Bitcoin Cycle Ends as Institutional Era Takes Hold
Matt Hougan, CIO at Bitwise, says the traditional four-year Bitcoin cycle has broken down as halving impacts weaken and institutional flows reshape the market. Since January 2024, spot Bitcoin ETFs have attracted over $10 billion, with banks and prime brokers integrating crypto under new custody rules, tax guidelines and the Genius Act. A monthly chart shows crypto market cap topping $3.8 trillion near all-time highs, supported by the 50-month SMA and rising trading volumes, reflecting renewed confidence.
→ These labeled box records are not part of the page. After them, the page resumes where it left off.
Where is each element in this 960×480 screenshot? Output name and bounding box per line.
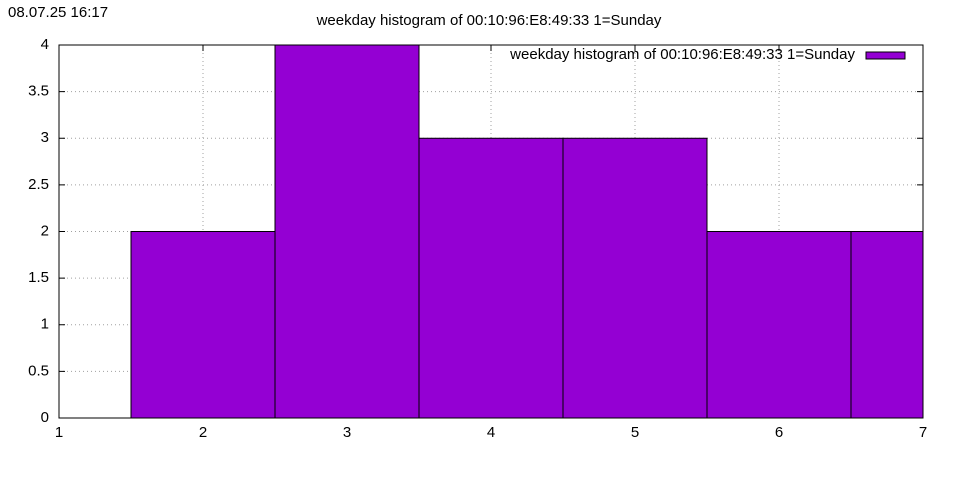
plot-border — [58, 44, 924, 419]
y-tick-label: 2.5 — [28, 176, 49, 193]
y-tick-label: 1 — [41, 316, 49, 333]
legend-label: weekday histogram of 00:10:96:E8:49:33 1… — [509, 46, 855, 63]
timestamp: 08.07.25 16:17 — [8, 4, 108, 21]
legend-swatch — [865, 51, 906, 60]
bar — [418, 137, 564, 418]
x-tick-label: 1 — [55, 424, 63, 441]
x-tick-label: 4 — [487, 424, 495, 441]
y-tick-label: 3.5 — [28, 83, 49, 100]
x-tick-label: 7 — [919, 424, 927, 441]
y-tick-label: 0.5 — [28, 362, 49, 379]
bar — [850, 231, 923, 418]
bar — [130, 231, 276, 418]
y-tick-label: 1.5 — [28, 269, 49, 286]
bar — [274, 45, 420, 418]
x-tick-label: 6 — [775, 424, 783, 441]
y-tick-label: 2 — [41, 222, 49, 239]
y-tick-label: 0 — [41, 409, 49, 426]
bars — [130, 45, 923, 418]
x-tick-label: 3 — [343, 424, 351, 441]
y-tick-label: 4 — [41, 36, 49, 53]
bar — [562, 137, 708, 418]
y-tick-label: 3 — [41, 129, 49, 146]
x-tick-label: 2 — [199, 424, 207, 441]
bar — [706, 231, 852, 418]
chart-title: weekday histogram of 00:10:96:E8:49:33 1… — [316, 12, 662, 29]
x-tick-label: 5 — [631, 424, 639, 441]
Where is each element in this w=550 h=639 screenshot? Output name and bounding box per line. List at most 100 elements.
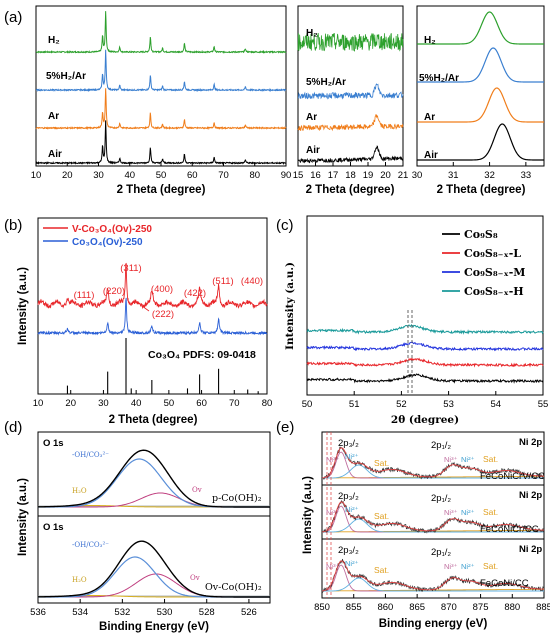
a-left-tick-label: 60 <box>187 170 198 181</box>
label-2p32: 2p₃/₂ <box>338 545 359 556</box>
series-label-h2: H₂ <box>424 35 436 46</box>
a-middle-tick-label: 15 <box>293 170 304 181</box>
series-label-h2: H₂ <box>48 35 60 46</box>
a-left-tick-label: 90 <box>281 170 292 181</box>
frame <box>37 217 268 395</box>
peak-labels: (111) (220) (311) (400) (422) (511) (440) (222) <box>74 263 263 320</box>
x-axis-label: 2 Theta (degree) <box>109 414 198 426</box>
series-line-ar <box>35 88 287 131</box>
series-line-air <box>417 123 544 161</box>
peak-label: (222) <box>152 309 174 320</box>
sample-label: FeCoNiCrV/CC <box>480 471 545 482</box>
a-left-tick-label: 70 <box>218 170 229 181</box>
traces <box>417 11 544 161</box>
e-tick-label: 855 <box>346 602 362 613</box>
peak-label: (220) <box>103 286 125 297</box>
e-tick-label: 860 <box>377 602 393 613</box>
x-ticks: 10 20 30 40 50 60 70 80 90 <box>31 162 292 181</box>
x-ticks: 15 16 17 18 19 20 21 <box>293 162 408 181</box>
a-middle-tick-label: 19 <box>363 170 374 181</box>
a-right-tick-label: 32 <box>484 170 495 181</box>
c-tick-label: 55 <box>538 399 549 410</box>
peak-label: (311) <box>120 263 141 274</box>
panel-label-d: (d) <box>4 419 22 436</box>
traces <box>37 449 270 598</box>
x-ticks: 850 855 860 865 870 875 880 885 <box>314 594 550 613</box>
x-ticks: 50 51 52 53 54 55 <box>302 391 549 410</box>
x-ticks: 10 20 30 40 50 60 70 80 <box>33 390 272 409</box>
d-tick-label: 532 <box>114 607 130 618</box>
series-line-air <box>297 145 404 164</box>
traces <box>37 262 268 394</box>
label-sat-right: Sat. <box>483 454 498 464</box>
series-line-v-co3o4 <box>37 262 268 310</box>
series-line-co9s8x-m <box>306 341 544 352</box>
traces <box>35 11 287 165</box>
b-tick-label: 70 <box>229 398 240 409</box>
series-line-co9s8 <box>306 373 544 384</box>
series-line-h2 <box>417 11 544 45</box>
envelope-curve <box>37 449 270 508</box>
label-ni3-left: Ni³⁺ <box>326 508 340 517</box>
chart-a-left: H₂ 5%H₂/Ar Ar Air 10 20 30 40 50 60 70 80 90 2 T… <box>31 5 292 196</box>
component-label-h2o-2: H₂O <box>72 576 87 584</box>
a-left-tick-label: 50 <box>156 170 167 181</box>
legend-label-co9s8: Co₉S₈ <box>464 228 498 241</box>
series-label-ar: Ar <box>424 112 435 123</box>
series-line-5h2ar <box>297 83 404 100</box>
label-2p12: 2p₁/₂ <box>431 440 451 451</box>
frame <box>416 5 545 167</box>
label-ni2-left: Ni²⁺ <box>345 505 359 514</box>
x-axis-label: 2 Theta (degree) <box>306 184 395 196</box>
series-line-h2 <box>297 32 404 52</box>
frame <box>35 5 287 167</box>
c-tick-label: 51 <box>349 399 360 410</box>
peak-label: (422) <box>184 288 206 299</box>
reference-label: Co₃O₄ PDFS: 09-0418 <box>148 349 256 361</box>
chart-d: O 1s O 1s -OH/CO₃²⁻ -OH/CO₃²⁻ H₂O H₂O Ov… <box>17 431 271 633</box>
subplot-title-2: O 1s <box>43 522 64 533</box>
b-tick-label: 30 <box>98 398 109 409</box>
x-ticks: 30 31 32 33 <box>412 162 531 181</box>
legend-label-co3o4: Co₃O₄(Ov)-250 <box>72 237 143 248</box>
panel-label-a: (a) <box>4 9 22 26</box>
a-left-tick-label: 40 <box>124 170 135 181</box>
label-ni2-left: Ni²⁺ <box>345 452 359 461</box>
c-tick-label: 54 <box>491 399 502 410</box>
envelope-curve <box>37 540 270 598</box>
peak-label: (511) <box>212 276 233 287</box>
a-middle-tick-label: 16 <box>310 170 321 181</box>
label-ni2-right: Ni²⁺ <box>461 455 475 464</box>
frame <box>321 431 545 599</box>
label-2p12: 2p₁/₂ <box>431 547 451 558</box>
x-ticks: 536 534 532 530 528 526 <box>30 599 257 618</box>
series-line-co9s8x-l <box>306 357 544 368</box>
peak-label: (111) <box>74 290 95 301</box>
x-axis-label: Binding Energy (eV) <box>99 621 209 633</box>
peak-label: (400) <box>151 284 173 295</box>
sample-label-1: p-Co(OH)₂ <box>212 493 262 504</box>
label-ni3-right: Ni³⁺ <box>444 455 458 464</box>
component-curve-ni3 <box>322 577 544 592</box>
x-axis-label: 2 Theta (degree) <box>437 184 526 196</box>
label-ni2-right: Ni²⁺ <box>461 508 475 517</box>
b-tick-label: 10 <box>33 398 44 409</box>
label-ni3-left: Ni³⁺ <box>326 455 340 464</box>
x-axis-label: Binding energy (eV) <box>379 618 488 630</box>
x-axis-label: 2 Theta (degree) <box>117 184 206 196</box>
chart-b: V-Co₃O₄(Ov)-250 Co₃O₄(Ov)-250 (111) (220)… <box>17 217 272 426</box>
series-label-air: Air <box>48 149 62 160</box>
series-line-5h2ar <box>35 49 287 93</box>
legend: Co₉S₈ Co₉S₈₋ₓ-L Co₉S₈₋ₓ-M Co₉S₈₋ₓ-H <box>442 228 525 298</box>
a-left-tick-label: 30 <box>93 170 104 181</box>
a-right-tick-label: 33 <box>521 170 532 181</box>
sample-label: FeCoNi/CC <box>480 578 529 589</box>
series-label-h2: H₂ <box>306 28 318 39</box>
subplot-title-1: O 1s <box>43 438 64 449</box>
b-tick-label: 60 <box>196 398 207 409</box>
label-2p32: 2p₃/₂ <box>338 438 359 449</box>
sample-label-2: Ov-Co(OH)₂ <box>205 582 262 593</box>
a-middle-tick-label: 17 <box>328 170 339 181</box>
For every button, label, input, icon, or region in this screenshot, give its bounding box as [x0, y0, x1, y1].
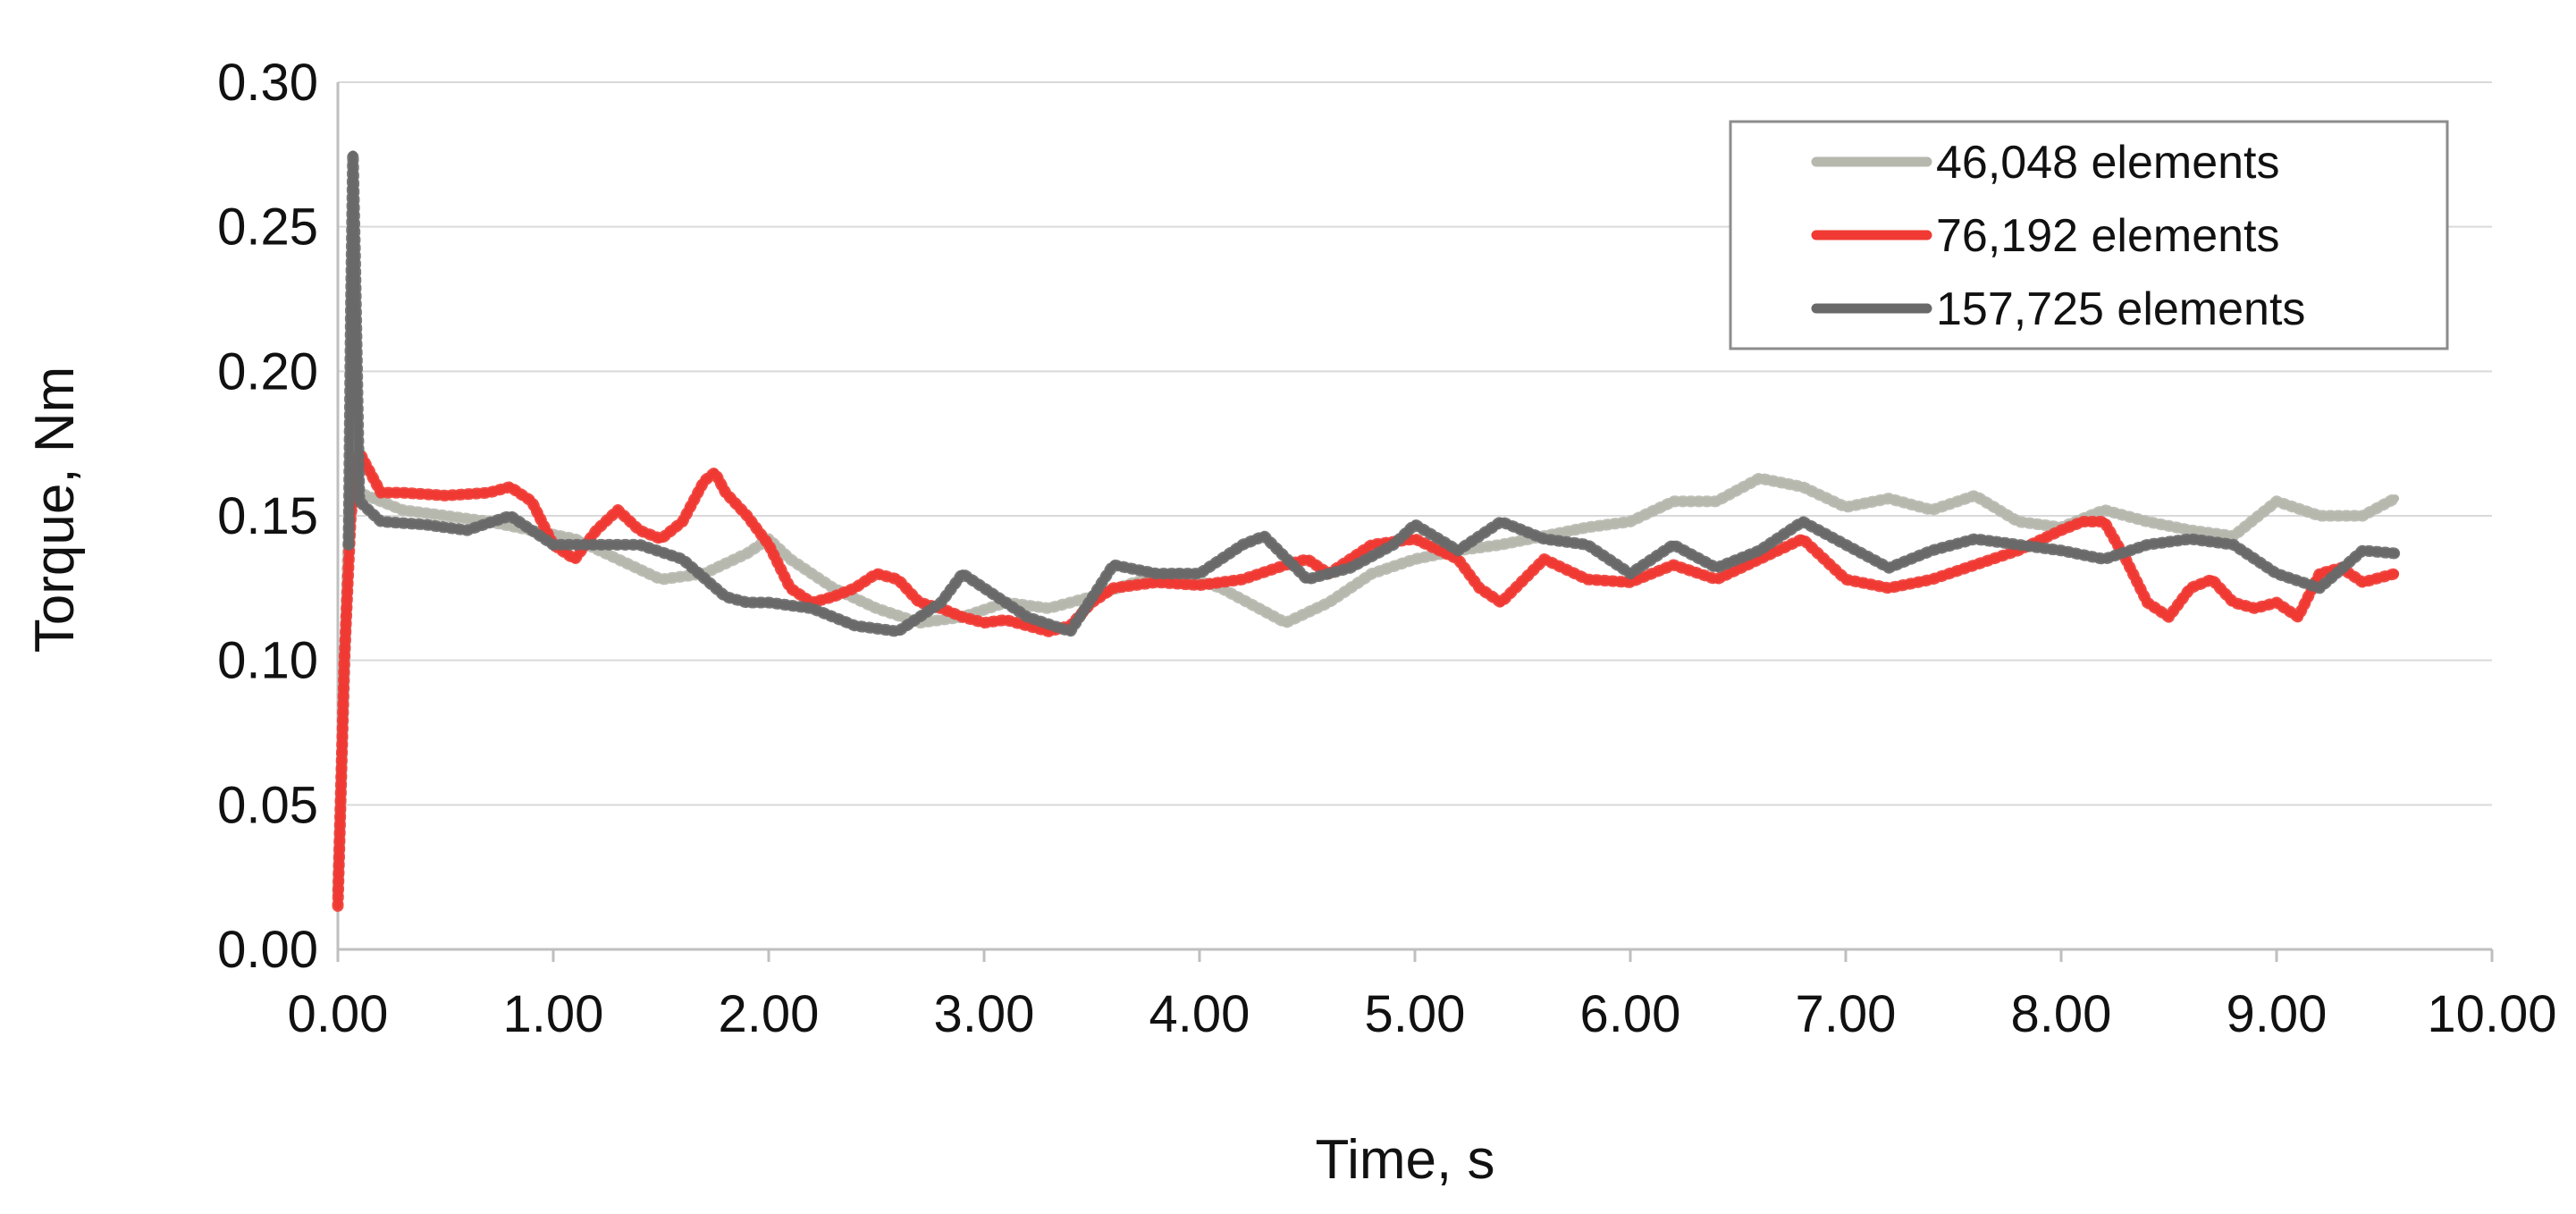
legend: 46,048 elements 76,192 elements 157,725 el…	[1729, 120, 2449, 350]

While high-yield offers from unregulated treasury firms pose fresh risks, traders should adapt to sustained multi-year trends—marked by steady institutional adoption and regulatory clarity—rather than halving-driven spikes. This paradigm shift signals the Bitcoin cycle is now driven by institutional adoption rather than halving events.
Bullish
The shift away from a halving-driven Bitcoin cycle toward steady institutional adoption and clear regulations is inherently bullish for BTC. Large, predictable inflows via spot Bitcoin ETFs and bank integration under new custody rules reduce volatility from speculative spikes and signal growing market maturity. Support from the 50-month SMA and high trading volumes near all-time highs further underpin positive momentum. While unregulated lending products pose risks, the overall landscape—marked by over $10 billion in ETF inflows and robust institutional interest—points to sustained buying pressure and higher price floors in both the near and long term.